Armed Services Committees Look to Make Fiscal Room for Naval Shipbuilding Plans
Members of Congress and Navy officials were wringing their hands late last year over a roughly $60 billion shortfall forecast between 2021 and 2035 in the Navy’s 30-year shipbuilding plan.
Two-thirds of that expected shortfall would result from the $93 billion program to replace the Navy’s Ohio-class nuclear-powered ballistic missile submarines. Such a cost might reduce the amount the Navy would have to buy some other kinds of ships, with the result that it would take two decades for the Navy to increase its battle force from its current 288 ships to its goal of 306.
The House and the Senate Armed Services committees have a solution, though. They have included provisions in their respective fiscal 2015 defense policy bills (HR 4435, S 2410) that, with a stroke of the president’s pen, could significantly relieve the strain on the Navy’s shipbuilding plans.Rather than pay for the submarines from the Navy’s regular budget, the bills would create a special National Sea-Based Deterrence Fund to cover the cost of the Ohio-class submarine replacement.
By elevating the submarine program directly under the control of the secretary of Defense — not unlike the Missile Defense Agency — lawmakers hope to avoid having the Navy’s top priority competing for money with its other warships, at least directly. With both committees supporting the idea, it is a virtual lock to become law.
The effect on the submarine program, senior congressional aides and experts say, is probably negligible because the Navy favors it over any other warship program. But the effect on the Navy’s shipbuilding account, which has typically ranged between $13 billion and $15 billion in recent years, could be significant, particularly if lawmakers and the Navy decided to maintain the same levels of budget authority for the account.
“The implications are enormous,” said Gordon Adams, who once oversaw the Pentagon’s budget while at the Office of Management and Budget. Adams is now a professor at American University. “The Navy wanted to get rid of this burden on the shipbuilding account.”
The shortfall represents about $4 billion annually over a 15-year period, or roughly 1 percent of the defense budget, Navy officials argue. Elevating the missile boat to the Defense secretary level potentially strengthens the case for funding the sub.
The new deterrence fund “allows the services to fight for what they view as core missions,” rather than making painful trade-offs between those core missions and a strategic mission they perform, Adams explained.
Costly Submarine
The Navy’s proposed fiscal 2015 budget requests $1.2 billion for continued research and development work on the Ohio replacement, a program to design and build a new class of 12 ballistic missile submarines to replace the Navy’s current force of 14 Ohio-class subs.
The ballistic missile submarines are the only class that carry nuclear weapons.

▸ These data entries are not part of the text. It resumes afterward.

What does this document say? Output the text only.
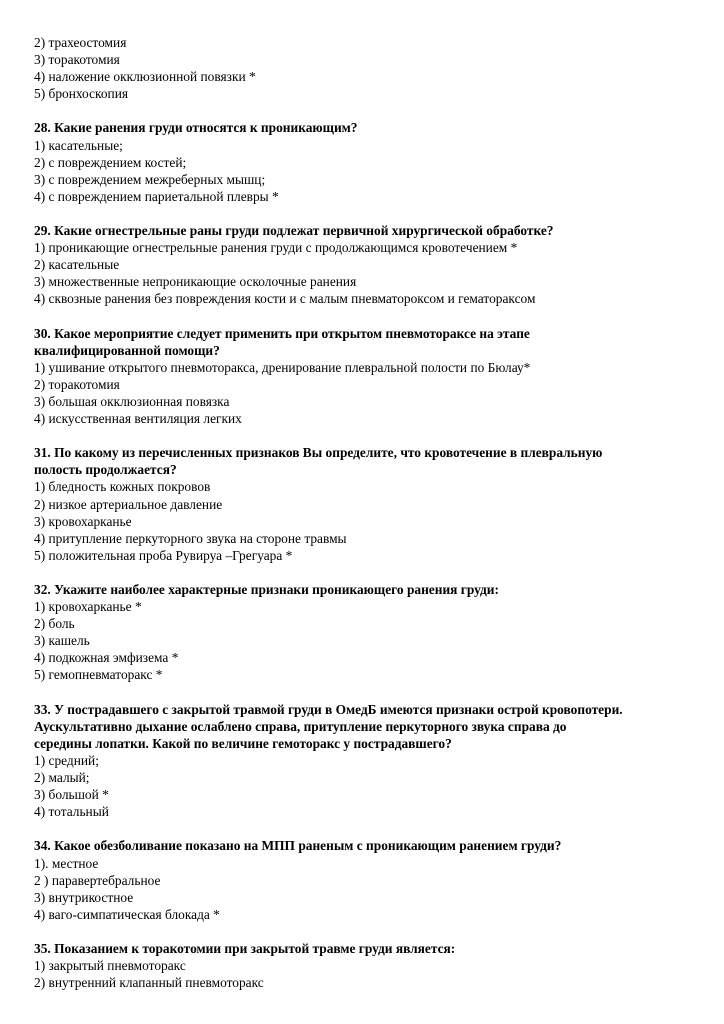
2) трахеостомия
3) торакотомия
4) наложение окклюзионной повязки *
5) бронхоскопия
28. Какие ранения груди относятся к проникающим?
1) касательные;
2) с повреждением костей;
3) с повреждением межреберных мышц;
4) с повреждением париетальной плевры *
29. Какие огнестрельные раны груди подлежат первичной хирургической обработке?
1) проникающие огнестрельные ранения груди с продолжающимся кровотечением *
2) касательные
3) множественные непроникающие осколочные ранения
4) сквозные ранения без повреждения кости и с малым пневматороксом и гематораксом
30. Какое мероприятие следует применить при открытом пневмотораксе на этапе
квалифицированной помощи?
1) ушивание открытого пневмоторакса, дренирование плевральной полости по Бюлау*
2) торакотомия
3) большая окклюзионная повязка
4) искусственная вентиляция легких
31. По какому из перечисленных признаков Вы определите, что кровотечение в плевральную
полость продолжается?
1) бледность кожных покровов
2) низкое артериальное давление
3) кровохарканье
4) притупление перкуторного звука на стороне травмы
5) положительная проба Рувируа –Грегуара *
32. Укажите наиболее характерные признаки проникающего ранения груди:
1) кровохарканье *
2) боль
3) кашель
4) подкожная эмфизема *
5) гемопневматоракс *
33. У пострадавшего с закрытой травмой груди в ОмедБ имеются признаки острой кровопотери.
Аускультативно дыхание ослаблено справа, притупление перкуторного звука справа до
середины лопатки. Какой по величине гемоторакс у пострадавшего?
1) средний;
2) малый;
3) большой *
4) тотальный
34. Какое обезболивание показано на МПП раненым с проникающим ранением груди?
1). местное
2 ) паравертебральное
3) внутрикостное
4) ваго-симпатическая блокада *
35. Показанием к торакотомии при закрытой травме груди является:
1) закрытый пневмоторакс
2) внутренний клапанный пневмоторакс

The Navy also has nuclear-powered attack submarines and nuclear-powered cruise missile submarines.
The Navy intends to begin buying the first submarine of the line in fiscal 2021. In May 2013, it estimated the procurement cost of the lead ship in the program at $12 billion.
“The Navy in April 2014 estimated the average procurement cost of boats two through 12 in the Ohio replacement program at about $5.36 billion each in FY 2010 dollars, and is working to reduce that figure to a target of $4.9 billion each in FY 2010 dollars,” wrote Ronald O’Rourke, a naval analyst with the Congressional Research Service, in a June 4 report on the program.
Despite efforts to drive down costs — some experts suggested the subs could cost as much as $10 billion each, given the military’s recent acquisition record — lawmakers are concerned the subs would choke other portions of the shipbuilding budget.
“It is not the Ohio-class replacement that benefits from the creation of this new fund,” a senior congressional aide explained. “It will be the other shipbuilding programs that might have been hurt by the Ohio-class replacement that might ultimately benefit.”
Nonetheless, Senate Armed Services, in a report accompanying the bill that would authorize $100 million for the fund, said that creating the new account would ensure “that the program has the appropriate visibility within the administration and within Congress to ensure that the Ohio Replacement Program moves forward with the appropriate level of visibility and management attention.”
This is particularly important because the military writ large will face budget limits (PL 112-25, PL 113-67) for at least eight years after the fiscal 2015 budget is signed into law.
If the ballistic missile submarine program were to remain in the Navy shipbuilding account, it would consume a third to half of the money beginning around 2020.
In a statement after the bill was completed, Sen. Jack Reed, D-R.I., a senior defense authorizer, lauded the creation of the fund.
“Submarines’ unique capability for stealth, strike capacity, and ability to deliver special forces personnel into difficult environments make them an extremely effective force multiplier and deterrent to our adversaries,” Reed said.
General Dynamics Electric Boat, which builds the nation’s submarine fleet, is based, in part, in Rhode Island.
Frank Hoffman, a senior research fellow at the National Defense University, said he hopes the new fund helps. “Otherwise,” he said, “auxiliaries and amphibs and attack boats are doomed.”